When Jesus was asked what God requires of us, he too gave a clear answer: “Love the Lord with all your heart, with all your soul, with all your mind and with all your strength; and love your neighbour as yourself.”
And just in case you think that’s a bit too general or abstract, Jesus was happy to provide some specifics: Feed the hungry, give drink to the thirsty, welcome the stranger, clothe the naked, take care of the sick and visit those in prison.
We know what God requires of us.
“Give to the emperor the things that are the emperor’s, and give to God the things that are God’s.”
Here’s another way of looking at it.
If the coin belongs to the emperor because it has the emperor’s image on it, what belongs to God? What is it that bears God’s image?
We are the ones who bear God’s image.
As it is written in the book of Genesis,
“Then God said, ‘Let us make humankind in our image, according to our likeness;
So God created humankind in God’s image; in the image of God, he created them.”

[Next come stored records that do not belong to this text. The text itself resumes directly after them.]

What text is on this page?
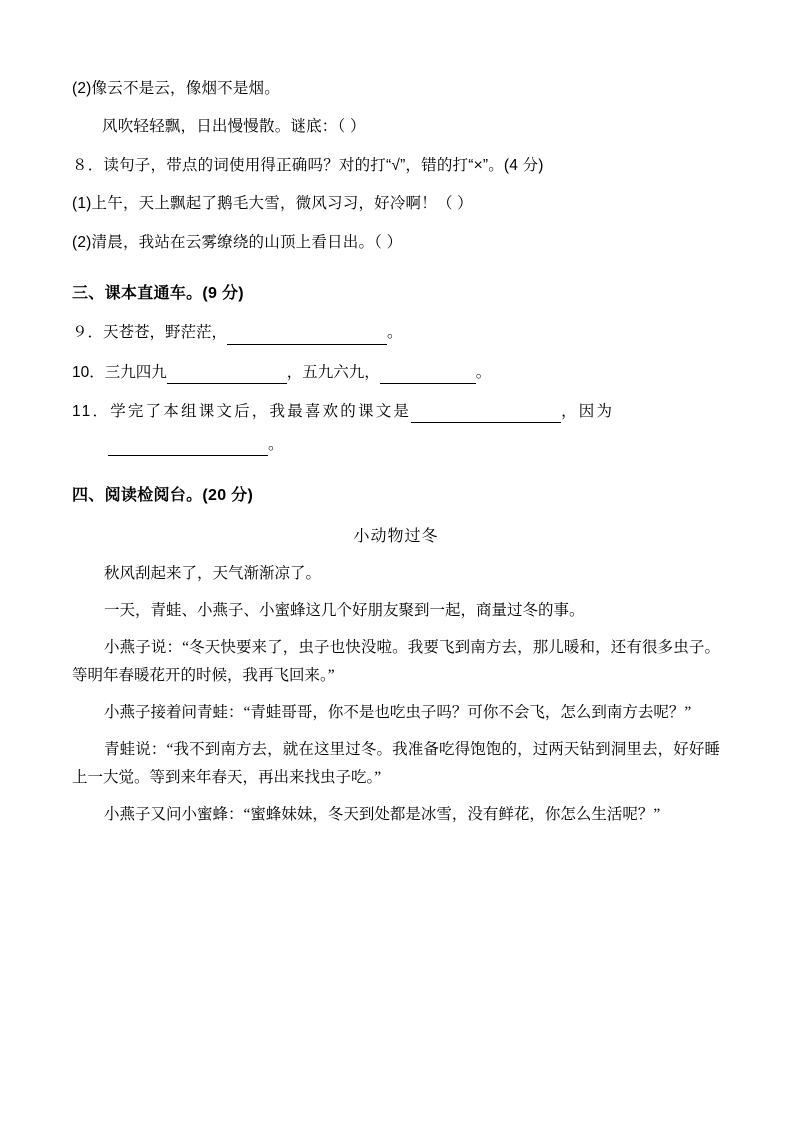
(2)像云不是云，像烟不是烟。

风吹轻轻飘，日出慢慢散。谜底：（ ）

８．读句子，带点的词使用得正确吗？对的打“√”，错的打“×”。(4 分)

(1)上午，天上飘起了鹅毛大雪，微风习习，好冷啊！（ ）

(2)清晨，我站在云雾缭绕的山顶上看日出。（ ）

三、课本直通车。(9 分)

９．天苍苍，野茫茫，	。

10．三九四九	，五九六九，	。

11．学完了本组课文后，我最喜欢的课文是	，因为

。

四、阅读检阅台。(20 分)

小动物过冬

秋风刮起来了，天气渐渐凉了。

一天，青蛙、小燕子、小蜜蜂这几个好朋友聚到一起，商量过冬的事。

小燕子说：“冬天快要来了，虫子也快没啦。我要飞到南方去，那儿暖和，还有很多虫子。等明年春暖花开的时候，我再飞回来。”

小燕子接着问青蛙：“青蛙哥哥，你不是也吃虫子吗？可你不会飞，怎么到南方去呢？”

青蛙说：“我不到南方去，就在这里过冬。我准备吃得饱饱的，过两天钻到洞里去，好好睡上一大觉。等到来年春天，再出来找虫子吃。”

小燕子又问小蜜蜂：“蜜蜂妹妹，冬天到处都是冰雪，没有鲜花，你怎么生活呢？”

We are the ones who bear God’s image. And we can look at that in two ways:
On the one hand, I am made in God’s image. So when Jesus says “give to God the things that are God’s”, I am one of those things. I belong to God. And so Jesus wants me to give myself to God. I bear God’s image, so I am called to be God’s image in the world, to live the way Jesus that shows us, to live justly, to show mercy and compassion, to love God and to love my neighbour as myself.
On the other hand, you are made in God’s image. And that means that I have to treat you with respect and honour. I need to recognize your inherent dignity and worth as someone who has been created in God’s image. I need to realize just how amazing you are, and treat you with love and compassion. I need to learn to see the image of God in you.
“Give to the emperor the things that are the emperor’s, and give to God the things that are God’s”
We need to stop hearing this as practical advice about how to manage our divided loyalties in this world, and instead hear it for what it truly is: a call to a complete reorientation in our values, priorities and the way we understand ourselves in relationship with God and with each other.